Tuncel Kurtiz: Emek Sineması’nı da yıkacaklar ama
kendileri de yıkılacaklar, altında kalacaklar
Basın açıklamasının ardından konuşan Kurtiz, bugüne kadar değerlere sahip çıkılamadığını ifade ederek, “Muhafazakârız diyen insanların yaptıkları, kültüre karşı yıkımdır. Artık başımıza gelenlerden sonra değerlerimize sahip çıkmak zorundayız. Emek sinemasına, Emeğin tarihine, sanatına el uzatmalarına izin veremeyiz. Emek sinemasını sekizinci kata taşıyacağız, bu binayı da alışveriş merkezi yapacağız diyorlar, asla kabul edemeyiz. Bu zihniyetle, bütün İstanbul’ u alışveriş merkezi haline getirecekler. En sonunda söylüyorum, İstanbul Boğazı’nın da üstünü kapatın orayı da alışveriş merkezi yapın, hepimiz alışveriş merkezinin sinekleri olalım. Ben umutsuzum, Emek Sineması'nı da yıkacaklar ama kendileri de yıkılacaklar, altında kalacaklar” dedi.

Güven Kıraç: Kültür başkentiyim deyip
kültür varlıklarını yıkıyorlar
Kısa bir konuşma yapan oyuncu Güven Kıraç; “Hem bir yandan kültür başkentiyiz diye bayraklar açacaklar, cafcaflı sözler edecekler hem de kültür varlığını korumayıp yıkacaklar. Bunu hangi zihniyet açıklar? Ormanları yıktılar önce şimdi sıra şehirlere geldi. Biz sinema emekçileri olarak bu zihniyetin yaratacağı hiçbir yıkıma izin vermeyeceğiz” diye konuştu.

Plastik Laleler sahiplerini buldu!
Grup Gevende’nin müzik dinletisinin ardından, İstanbul Kültür Sanat Varyetesi’nin İstanbul Film Festivali’ne gönderme yaparak hazırladığı ‘plastik lale ödülleri’ni kazanan isimler ilan edildi. Ödüller ve kazanlar şu şekilde sıralandı:

En iyi dekor stili: Ödül, Emek Sineması’nı yıkıp rantsal dönüşüm planı yapan Mimar Fatih Kesgün’e.

En iyi proje: İstanbul 2010 Projesi’ne
(Büyük şirketlerin kültürel zorunluluk adıyla yağmalattıkları kentimize uygun görülen proje)

En iyi Belediye Başkanı: Her parke taşı hayatla ölümdür şiarıyla yola çıkıp Beyoğlu’nda taş taş üstünde bırakmayı görev edinmiş olan, Beyoğlu belediye başkanı Ahmet Misbah Demircan’a.

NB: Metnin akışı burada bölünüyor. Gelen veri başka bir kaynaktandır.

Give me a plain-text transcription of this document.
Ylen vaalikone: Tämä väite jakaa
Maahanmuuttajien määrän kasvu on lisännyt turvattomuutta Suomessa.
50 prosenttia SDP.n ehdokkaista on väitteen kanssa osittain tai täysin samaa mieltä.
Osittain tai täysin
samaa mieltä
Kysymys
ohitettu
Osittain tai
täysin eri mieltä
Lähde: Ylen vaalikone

En iyi zart ödülü: Kendi kirli koltuğu için Emek Sineması’nı yargıya taşımadan 4. kata taşımaya heveslenen Kültür Bakanı Ertuğrul Günay’a.

En iyi çevir kazı yanmasın ödülü: Emek Sineması’nın yıkımının karşısında canını dişine takıp Emek’i satalım mücadelesinde önderliğe soyunan İstanbul Kültür Sanat Vakfı’na verildi.

Ödül töreninin ardından, Emek Sineması önünde İstanbul Kültür Sanat Varyetesi tarafından hazırlanan, Emek Sineması’nı anlatan film ve “Hababam Sınıfı” gösterildi. Emek Sinemasını Yıktırmayalım Platformu, her hafta Emek Sineması önünde eylemlerine devam edecek.